All 28 of the Aurora Trout that were still in the lakes were caught and used in breeding to revive the species.
Due to the limited numbers in nature Aurora Trout is now considered the rarest trout in the world.
Golden Trout is of the Salmonidae Family and is also known as Kern River trout.
The biggest Golden Trout was landed by Chas Reed on Aug. 5, 1948, weighing in at a world record 11 pounds, and measuring 28-inch in length.
Reed caught the Golden trout in Wyoming’s Cooks Lake using an Airex rod, reel, and line.
Golden Trout are native only to the upper Kern River basin in Tulare and Kern Counties, California hence it has only one other name that is associated with the Golden Trout.
They are generally only found at high altitudes of 6,890 feet or higher.
To increase the availability of Golden Trout they have been introduced to Washington, Idaho, and Wyoming, where some believe they are breeding with Cutthroats to create a hybrid species,
Brook Trout belongs to the Salmonidae Family and are also called Eastern Brook Trout, Speckled or Spotted Trout, Aurora Trout, Mountain Trout, Speckled Char, Brook Char, Salter, Sea Trout, Square Tailed Trout, Square Tail, Mud Trout, Brookie, Breac, Coaster, Native Trout.
The biggest Brook Trout was landed on July 21, 1915, by Dr. J.W. Cook in Ontario’s Nipigon River.
The fish weighed in at 14 pounds, 8 ounces. Few other details are available.
The longest Brook Trout ever caught measured 18.5 inches caught by James Schmid in Corcovado River, Argentina on April 5, 2022.
It is native to northeastern North America from the Great Lakes north to the Hudson Bay and the Atlantic and Arctic coasts.
Brook Trout can also be found in the Appalachians southeast of the Great Lakes to the northeastern corner of Georgia.
To thrive Brook Trout inhabits clear mountain streams and lakes where the water temperature is steady between 57 degrees F and 61degrees F. You are unlikely to find Brook Trout in warmer waters exceeding 68 degrees F while water measuring more than 77 degrees F is generally fatal for Brook Trout.

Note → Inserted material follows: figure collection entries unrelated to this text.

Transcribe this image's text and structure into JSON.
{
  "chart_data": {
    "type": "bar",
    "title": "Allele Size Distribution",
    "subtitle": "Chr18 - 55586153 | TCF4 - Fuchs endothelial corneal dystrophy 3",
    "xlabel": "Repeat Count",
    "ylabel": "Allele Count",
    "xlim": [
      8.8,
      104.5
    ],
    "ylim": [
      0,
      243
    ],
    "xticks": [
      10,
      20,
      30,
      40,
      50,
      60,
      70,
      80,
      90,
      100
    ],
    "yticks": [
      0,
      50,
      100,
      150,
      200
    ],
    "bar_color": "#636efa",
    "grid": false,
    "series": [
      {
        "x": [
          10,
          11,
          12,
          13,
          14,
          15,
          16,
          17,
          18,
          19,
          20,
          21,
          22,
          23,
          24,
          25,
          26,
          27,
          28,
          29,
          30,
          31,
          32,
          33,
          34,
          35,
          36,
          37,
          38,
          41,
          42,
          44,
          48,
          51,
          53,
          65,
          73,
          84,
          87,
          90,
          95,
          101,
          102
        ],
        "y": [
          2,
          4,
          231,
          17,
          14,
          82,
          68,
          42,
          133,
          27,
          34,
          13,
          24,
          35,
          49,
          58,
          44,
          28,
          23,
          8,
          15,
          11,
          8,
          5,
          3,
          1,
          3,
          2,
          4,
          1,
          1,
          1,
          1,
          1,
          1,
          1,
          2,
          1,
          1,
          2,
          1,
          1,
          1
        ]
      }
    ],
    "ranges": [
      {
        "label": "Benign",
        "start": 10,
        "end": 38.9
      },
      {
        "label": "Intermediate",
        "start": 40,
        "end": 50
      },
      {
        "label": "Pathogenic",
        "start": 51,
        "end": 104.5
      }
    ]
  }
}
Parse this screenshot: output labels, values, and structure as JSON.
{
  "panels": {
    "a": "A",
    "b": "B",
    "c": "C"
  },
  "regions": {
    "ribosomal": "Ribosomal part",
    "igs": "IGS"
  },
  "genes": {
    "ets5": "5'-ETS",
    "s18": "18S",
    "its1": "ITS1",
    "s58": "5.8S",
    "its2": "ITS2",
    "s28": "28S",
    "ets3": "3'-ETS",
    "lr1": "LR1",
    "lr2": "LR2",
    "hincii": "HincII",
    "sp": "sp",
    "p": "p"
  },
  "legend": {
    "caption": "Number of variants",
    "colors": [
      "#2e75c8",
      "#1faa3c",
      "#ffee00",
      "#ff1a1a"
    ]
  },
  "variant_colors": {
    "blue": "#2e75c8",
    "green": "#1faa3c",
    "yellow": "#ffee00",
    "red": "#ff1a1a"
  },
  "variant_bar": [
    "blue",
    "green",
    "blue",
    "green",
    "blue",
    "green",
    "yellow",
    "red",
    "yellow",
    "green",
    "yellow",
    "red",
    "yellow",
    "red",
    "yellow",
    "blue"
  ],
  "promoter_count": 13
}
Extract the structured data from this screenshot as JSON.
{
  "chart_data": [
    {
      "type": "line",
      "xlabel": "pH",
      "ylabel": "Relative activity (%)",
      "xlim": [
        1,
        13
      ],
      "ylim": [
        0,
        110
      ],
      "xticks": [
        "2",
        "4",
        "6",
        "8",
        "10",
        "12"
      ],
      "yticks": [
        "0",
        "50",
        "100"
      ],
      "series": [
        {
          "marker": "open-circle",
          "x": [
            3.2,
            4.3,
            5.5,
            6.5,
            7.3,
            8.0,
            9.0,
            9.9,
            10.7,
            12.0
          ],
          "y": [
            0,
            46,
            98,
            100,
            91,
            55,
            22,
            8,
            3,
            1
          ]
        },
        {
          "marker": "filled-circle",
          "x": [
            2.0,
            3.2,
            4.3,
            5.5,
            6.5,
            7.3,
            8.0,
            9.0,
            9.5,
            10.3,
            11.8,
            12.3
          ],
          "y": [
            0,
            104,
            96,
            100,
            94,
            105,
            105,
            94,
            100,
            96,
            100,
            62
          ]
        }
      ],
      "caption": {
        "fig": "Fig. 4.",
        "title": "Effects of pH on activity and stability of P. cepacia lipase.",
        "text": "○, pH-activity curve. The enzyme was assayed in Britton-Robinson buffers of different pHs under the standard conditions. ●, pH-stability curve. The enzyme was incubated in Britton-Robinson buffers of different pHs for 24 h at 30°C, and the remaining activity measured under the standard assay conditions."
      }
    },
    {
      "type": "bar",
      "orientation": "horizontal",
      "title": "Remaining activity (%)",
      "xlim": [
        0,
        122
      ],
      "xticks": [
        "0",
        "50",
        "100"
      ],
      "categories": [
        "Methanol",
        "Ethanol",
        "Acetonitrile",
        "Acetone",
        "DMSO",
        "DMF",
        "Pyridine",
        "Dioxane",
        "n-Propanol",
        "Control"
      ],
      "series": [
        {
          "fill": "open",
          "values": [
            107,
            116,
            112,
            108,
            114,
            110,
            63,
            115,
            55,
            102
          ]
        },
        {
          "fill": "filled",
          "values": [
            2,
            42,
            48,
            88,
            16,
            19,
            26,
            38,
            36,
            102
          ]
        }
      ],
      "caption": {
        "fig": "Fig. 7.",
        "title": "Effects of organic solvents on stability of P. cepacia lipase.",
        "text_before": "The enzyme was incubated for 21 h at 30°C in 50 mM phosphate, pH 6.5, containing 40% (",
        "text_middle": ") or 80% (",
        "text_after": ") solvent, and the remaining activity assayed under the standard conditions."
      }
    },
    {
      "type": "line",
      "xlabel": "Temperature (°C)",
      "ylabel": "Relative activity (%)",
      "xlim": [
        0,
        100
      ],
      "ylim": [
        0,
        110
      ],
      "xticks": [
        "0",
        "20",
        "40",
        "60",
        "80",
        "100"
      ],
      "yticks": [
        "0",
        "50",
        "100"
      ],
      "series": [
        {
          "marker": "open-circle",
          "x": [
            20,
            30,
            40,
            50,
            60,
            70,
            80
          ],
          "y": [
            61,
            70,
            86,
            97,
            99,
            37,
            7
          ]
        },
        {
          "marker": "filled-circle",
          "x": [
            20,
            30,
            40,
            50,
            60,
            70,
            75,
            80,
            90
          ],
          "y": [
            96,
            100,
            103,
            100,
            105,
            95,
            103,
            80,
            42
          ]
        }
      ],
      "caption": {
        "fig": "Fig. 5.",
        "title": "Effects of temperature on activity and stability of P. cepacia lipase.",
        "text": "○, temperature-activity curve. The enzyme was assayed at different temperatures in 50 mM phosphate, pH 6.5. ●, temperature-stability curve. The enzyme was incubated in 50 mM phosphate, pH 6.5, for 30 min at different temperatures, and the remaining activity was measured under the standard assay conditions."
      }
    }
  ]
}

Tiger Trout is part of the Salmonidae Family which is a cross between a female brown trout (Salmo trutta) and a male brook trout (Salvelinus fontinalis). Although it is primarily an artificial cross it has been known to occur in nature.
The biggest tiger trout on record was caught on June 26, 2021, by Caylun Peterson in Loon Lake, Washington, USA.
It weighed in at a solid 24 pounds, 8 ounces measuring 34.50 inches in length, and a solid 25-inch girth.
Peterson used a Shakespeare rod and Okuma reel.
Genetic differences between the female brown trout and male brook trout result in a high mortality rate of the eggs and alevin with approximately 65% of hatchery specimens not surviving.
When this occurs in nature, the mortality rate is even higher as the majority of eggs and alevin perish due to predation.
Although the hybrid species can survive it cannot reproduce naturally.
With a variety of trout species found mainly in North America, you would expect them to come in different sizes and colors.
In this article, we looked at a section of trout and how they compare in size, length, and girth providing you with some background regarding their origins and where they are likely to be found.
This will assist you in selecting the best place if you are looking for a specific species, or to identify a trout when caught.